Kann dem Kläger somit Wiedereinsetzung in den vorigen Stand nicht gewährt werden, bleibt die Ausschlußfrist versäumt. Dies ist von Amts wegen zu beachten. Grundsätze von Treu und Glauben stehen der Ausschlußwirkung im Falle des Klägers nicht entgegen. Daß die Voraussetzungen des Wintergeldes im übrigen gegeben sind, hindert den Ausschluß nicht, da der Sinn der Ausschlußfrist des § 81 Abs 3 AFG nicht allein darin liegt, die Beklagte davor zu schützen, daß gegen sie Ansprüche erhoben werden, deren Berechtigung sie nur noch schwer nachprüfen kann. Die Frist soll vielmehr auch sicherstellen, daß die Beklagte zu einem bestimmten Zeitpunkt einen Überblick über den Umfang der zu gewährenden Leistungen erhält, was die Einhaltung der Ausschlußfrist erfordert (Urteil vom 23. Juni 1976 - 12/7 RAr 35/74 - AuB 1977, 26; Urteil vom 21. Juni 1977 - 7 RAr 129/75 -). Ebenfalls kann der Kläger bei dem - von ihm verauslagten - Wintergeld für zweieinhalb Monate nicht geltend machen, auf seiner Seite stünden ganz erhebliche, langfristig wirksame Interessen auf dem Spiel, während die Fristversäumnis um einen Tag für die Beklagte von geringer Bedeutung sei (vgl BSG aaO). Die Beklagte ist schließlich auch nicht aufgrund des sozialrechtlichen Herstellungsanspruches verpflichtet, den Kläger so zu stellen, wie er gestanden hätte, wenn er die Frist eingehalten hätte. Das LSG hat zwar nicht geprüft, ob die Beklagte etwa eine dem Kläger gegenüber obliegende Betreuungspflicht verletzt hat. Doch löst nicht schon die Verletzung einer Betreuungspflicht den Herstellungsanspruch aus; erforderlich ist vielmehr, daß die Verletzung der Betreuungspflicht für den eingetretenen Schaden, also hier die Fristversäumnis, ursächlich gewesen ist. Aus den Feststellungen des LSG ergibt sich aber, daß der Kläger aufgrund einer ihm am 14. Juni 1974 von Bediensteten der Beklagten erteilten telefonischen Auskunft Kenntnis davon hatte, daß die Ausschlußfrist am 18. Juni 1974 ablief. Die Versäumung der Frist kann daher nicht mehr darauf zurückgeführt werden, daß die Beklagte etwa vorher ihrer Betreuungspflicht nicht genügt hätte.

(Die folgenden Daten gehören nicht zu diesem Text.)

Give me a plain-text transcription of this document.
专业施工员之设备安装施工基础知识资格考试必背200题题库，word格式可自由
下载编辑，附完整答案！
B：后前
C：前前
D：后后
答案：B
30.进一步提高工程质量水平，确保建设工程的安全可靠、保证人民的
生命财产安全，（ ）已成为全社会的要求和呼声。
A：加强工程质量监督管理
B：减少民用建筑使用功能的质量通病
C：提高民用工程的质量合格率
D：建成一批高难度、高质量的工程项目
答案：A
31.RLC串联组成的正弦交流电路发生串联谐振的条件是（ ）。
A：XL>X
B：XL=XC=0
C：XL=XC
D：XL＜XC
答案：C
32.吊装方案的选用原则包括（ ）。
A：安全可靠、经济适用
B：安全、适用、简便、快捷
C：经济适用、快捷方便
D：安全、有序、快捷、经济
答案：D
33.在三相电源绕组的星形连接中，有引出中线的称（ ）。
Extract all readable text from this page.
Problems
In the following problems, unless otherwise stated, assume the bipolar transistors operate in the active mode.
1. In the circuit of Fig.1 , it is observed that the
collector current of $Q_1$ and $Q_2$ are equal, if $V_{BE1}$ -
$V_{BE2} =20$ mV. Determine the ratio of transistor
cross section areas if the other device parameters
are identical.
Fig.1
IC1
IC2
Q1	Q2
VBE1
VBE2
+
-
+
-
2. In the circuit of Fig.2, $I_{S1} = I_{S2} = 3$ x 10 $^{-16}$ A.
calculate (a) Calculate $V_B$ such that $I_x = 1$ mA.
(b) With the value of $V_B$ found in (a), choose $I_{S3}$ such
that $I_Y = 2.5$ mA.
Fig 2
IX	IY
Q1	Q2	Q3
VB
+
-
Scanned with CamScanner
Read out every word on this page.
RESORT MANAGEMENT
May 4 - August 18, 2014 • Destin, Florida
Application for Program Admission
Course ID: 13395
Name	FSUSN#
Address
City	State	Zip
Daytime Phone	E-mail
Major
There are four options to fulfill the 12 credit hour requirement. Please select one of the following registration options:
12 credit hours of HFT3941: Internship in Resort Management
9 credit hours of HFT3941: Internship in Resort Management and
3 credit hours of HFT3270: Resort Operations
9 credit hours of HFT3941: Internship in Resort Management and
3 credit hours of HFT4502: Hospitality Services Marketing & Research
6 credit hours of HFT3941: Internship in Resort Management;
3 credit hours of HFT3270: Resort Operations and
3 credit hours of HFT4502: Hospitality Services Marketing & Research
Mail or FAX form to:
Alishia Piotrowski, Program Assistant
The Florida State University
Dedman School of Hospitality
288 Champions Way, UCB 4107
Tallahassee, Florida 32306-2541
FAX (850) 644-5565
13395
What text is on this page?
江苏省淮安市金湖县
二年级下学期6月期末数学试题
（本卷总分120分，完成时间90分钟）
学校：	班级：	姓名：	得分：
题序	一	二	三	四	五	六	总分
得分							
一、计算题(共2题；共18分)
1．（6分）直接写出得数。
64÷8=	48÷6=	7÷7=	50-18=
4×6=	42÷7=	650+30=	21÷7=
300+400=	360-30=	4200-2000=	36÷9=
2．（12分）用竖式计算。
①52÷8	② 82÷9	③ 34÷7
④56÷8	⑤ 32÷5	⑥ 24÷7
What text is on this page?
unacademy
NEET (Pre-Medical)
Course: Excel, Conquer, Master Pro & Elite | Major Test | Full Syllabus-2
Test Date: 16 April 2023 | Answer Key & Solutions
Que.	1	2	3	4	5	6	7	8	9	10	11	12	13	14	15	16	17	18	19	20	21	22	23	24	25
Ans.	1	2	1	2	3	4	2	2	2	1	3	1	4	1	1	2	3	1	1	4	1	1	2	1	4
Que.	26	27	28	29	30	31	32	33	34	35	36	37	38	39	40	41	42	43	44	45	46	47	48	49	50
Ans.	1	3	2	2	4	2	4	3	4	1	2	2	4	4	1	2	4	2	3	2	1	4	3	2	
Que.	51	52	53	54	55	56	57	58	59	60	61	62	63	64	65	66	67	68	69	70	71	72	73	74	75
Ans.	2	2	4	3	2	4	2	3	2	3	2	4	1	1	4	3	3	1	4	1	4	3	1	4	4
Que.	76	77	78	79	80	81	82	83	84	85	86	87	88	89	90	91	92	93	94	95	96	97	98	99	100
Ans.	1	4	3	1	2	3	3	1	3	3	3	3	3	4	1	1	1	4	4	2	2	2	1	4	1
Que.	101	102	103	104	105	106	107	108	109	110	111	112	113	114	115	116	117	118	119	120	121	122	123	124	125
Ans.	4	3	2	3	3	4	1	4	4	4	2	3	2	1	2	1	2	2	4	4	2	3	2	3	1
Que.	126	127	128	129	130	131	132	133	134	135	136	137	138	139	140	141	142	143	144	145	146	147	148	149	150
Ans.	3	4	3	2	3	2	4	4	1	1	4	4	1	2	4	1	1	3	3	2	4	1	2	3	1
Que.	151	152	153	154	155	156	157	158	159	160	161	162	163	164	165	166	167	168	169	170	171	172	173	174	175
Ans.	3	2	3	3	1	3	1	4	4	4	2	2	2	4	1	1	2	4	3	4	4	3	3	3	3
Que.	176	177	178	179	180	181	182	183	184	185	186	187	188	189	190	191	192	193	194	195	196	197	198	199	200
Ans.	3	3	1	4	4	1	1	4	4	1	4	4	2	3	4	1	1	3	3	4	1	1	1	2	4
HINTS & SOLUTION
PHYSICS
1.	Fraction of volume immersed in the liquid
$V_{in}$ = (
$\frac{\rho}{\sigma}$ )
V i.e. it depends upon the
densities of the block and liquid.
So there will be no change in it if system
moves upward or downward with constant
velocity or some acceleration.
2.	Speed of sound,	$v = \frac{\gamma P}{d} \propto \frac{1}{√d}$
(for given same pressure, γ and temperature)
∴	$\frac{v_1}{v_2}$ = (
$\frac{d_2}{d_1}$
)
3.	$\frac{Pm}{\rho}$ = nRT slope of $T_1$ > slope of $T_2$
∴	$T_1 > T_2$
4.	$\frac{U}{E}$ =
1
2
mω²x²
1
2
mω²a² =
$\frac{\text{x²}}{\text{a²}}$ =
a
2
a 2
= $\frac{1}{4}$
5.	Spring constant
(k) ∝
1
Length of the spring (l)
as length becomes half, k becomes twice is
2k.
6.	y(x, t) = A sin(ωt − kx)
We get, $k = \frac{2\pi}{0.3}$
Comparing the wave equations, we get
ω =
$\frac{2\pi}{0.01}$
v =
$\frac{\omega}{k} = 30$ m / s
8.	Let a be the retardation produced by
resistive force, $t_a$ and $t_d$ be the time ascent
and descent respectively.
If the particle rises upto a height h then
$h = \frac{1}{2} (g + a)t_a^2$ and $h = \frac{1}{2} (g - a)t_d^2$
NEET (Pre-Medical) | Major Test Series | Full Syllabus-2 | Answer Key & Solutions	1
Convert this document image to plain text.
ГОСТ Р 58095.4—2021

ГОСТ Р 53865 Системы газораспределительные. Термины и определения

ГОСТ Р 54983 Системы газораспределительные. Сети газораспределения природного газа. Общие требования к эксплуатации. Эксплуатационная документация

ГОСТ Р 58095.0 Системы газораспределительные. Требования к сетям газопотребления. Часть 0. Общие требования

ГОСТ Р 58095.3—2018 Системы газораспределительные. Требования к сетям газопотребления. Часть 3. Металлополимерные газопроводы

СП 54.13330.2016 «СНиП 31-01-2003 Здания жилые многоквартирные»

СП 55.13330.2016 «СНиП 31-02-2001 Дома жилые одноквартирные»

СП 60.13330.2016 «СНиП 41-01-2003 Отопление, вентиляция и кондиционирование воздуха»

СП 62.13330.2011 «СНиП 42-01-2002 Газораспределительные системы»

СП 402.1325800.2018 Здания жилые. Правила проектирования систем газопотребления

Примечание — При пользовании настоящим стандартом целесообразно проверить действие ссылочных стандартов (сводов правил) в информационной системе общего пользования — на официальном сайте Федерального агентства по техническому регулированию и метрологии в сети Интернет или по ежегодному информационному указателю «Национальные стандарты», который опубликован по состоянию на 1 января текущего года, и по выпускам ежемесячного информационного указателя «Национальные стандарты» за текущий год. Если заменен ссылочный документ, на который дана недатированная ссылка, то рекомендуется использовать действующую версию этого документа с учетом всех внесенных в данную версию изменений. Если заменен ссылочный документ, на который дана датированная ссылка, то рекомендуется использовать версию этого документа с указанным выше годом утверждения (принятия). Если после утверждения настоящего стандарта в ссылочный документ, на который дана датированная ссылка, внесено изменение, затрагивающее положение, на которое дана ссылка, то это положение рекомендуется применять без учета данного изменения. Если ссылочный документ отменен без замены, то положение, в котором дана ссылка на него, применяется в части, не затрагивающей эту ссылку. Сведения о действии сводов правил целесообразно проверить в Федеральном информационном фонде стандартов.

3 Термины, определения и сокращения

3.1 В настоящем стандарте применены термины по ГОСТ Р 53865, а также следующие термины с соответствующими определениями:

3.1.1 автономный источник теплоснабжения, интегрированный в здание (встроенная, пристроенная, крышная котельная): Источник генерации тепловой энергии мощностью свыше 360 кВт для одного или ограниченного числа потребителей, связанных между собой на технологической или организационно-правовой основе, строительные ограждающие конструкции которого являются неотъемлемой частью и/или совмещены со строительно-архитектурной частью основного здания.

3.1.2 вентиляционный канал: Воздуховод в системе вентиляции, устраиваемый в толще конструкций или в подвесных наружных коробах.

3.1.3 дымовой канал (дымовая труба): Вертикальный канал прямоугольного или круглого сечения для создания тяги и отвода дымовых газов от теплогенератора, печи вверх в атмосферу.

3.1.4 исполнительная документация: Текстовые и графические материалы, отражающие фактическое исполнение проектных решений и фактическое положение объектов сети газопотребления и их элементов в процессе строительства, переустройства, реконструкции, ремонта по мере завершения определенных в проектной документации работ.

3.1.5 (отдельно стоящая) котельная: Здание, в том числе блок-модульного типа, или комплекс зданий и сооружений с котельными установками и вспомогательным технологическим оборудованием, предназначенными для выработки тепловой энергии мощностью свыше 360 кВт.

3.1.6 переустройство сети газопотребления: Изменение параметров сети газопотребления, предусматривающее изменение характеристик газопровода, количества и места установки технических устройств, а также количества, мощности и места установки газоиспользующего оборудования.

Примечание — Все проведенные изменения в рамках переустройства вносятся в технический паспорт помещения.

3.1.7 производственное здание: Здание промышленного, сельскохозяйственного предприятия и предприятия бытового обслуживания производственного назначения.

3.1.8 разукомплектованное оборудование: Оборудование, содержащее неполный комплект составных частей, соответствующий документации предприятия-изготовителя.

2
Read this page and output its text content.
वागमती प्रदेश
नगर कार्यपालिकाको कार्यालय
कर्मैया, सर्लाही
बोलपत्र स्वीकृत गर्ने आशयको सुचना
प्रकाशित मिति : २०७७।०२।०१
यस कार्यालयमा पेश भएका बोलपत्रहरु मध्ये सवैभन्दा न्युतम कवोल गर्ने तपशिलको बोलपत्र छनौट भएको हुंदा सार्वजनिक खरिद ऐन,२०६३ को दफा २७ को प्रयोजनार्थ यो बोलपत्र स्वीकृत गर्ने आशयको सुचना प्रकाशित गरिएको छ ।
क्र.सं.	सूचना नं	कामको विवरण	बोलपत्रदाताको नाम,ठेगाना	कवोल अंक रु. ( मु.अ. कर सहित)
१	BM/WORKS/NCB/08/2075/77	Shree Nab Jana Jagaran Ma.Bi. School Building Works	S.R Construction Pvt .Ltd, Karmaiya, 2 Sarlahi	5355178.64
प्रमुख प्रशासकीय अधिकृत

Liegen somit die Voraussetzungen nicht vor, unter denen die Beklagte Wintergeld zu gewähren hat, hat das SG die Klage zu Recht abgewiesen. Auf die Revision der Beklagten ist daher das Urteil des LSG aufzuheben und die Berufung des Klägers als unbegründet zurückzuweisen.

Die Kostenentscheidung beruht auf § 193 SGG.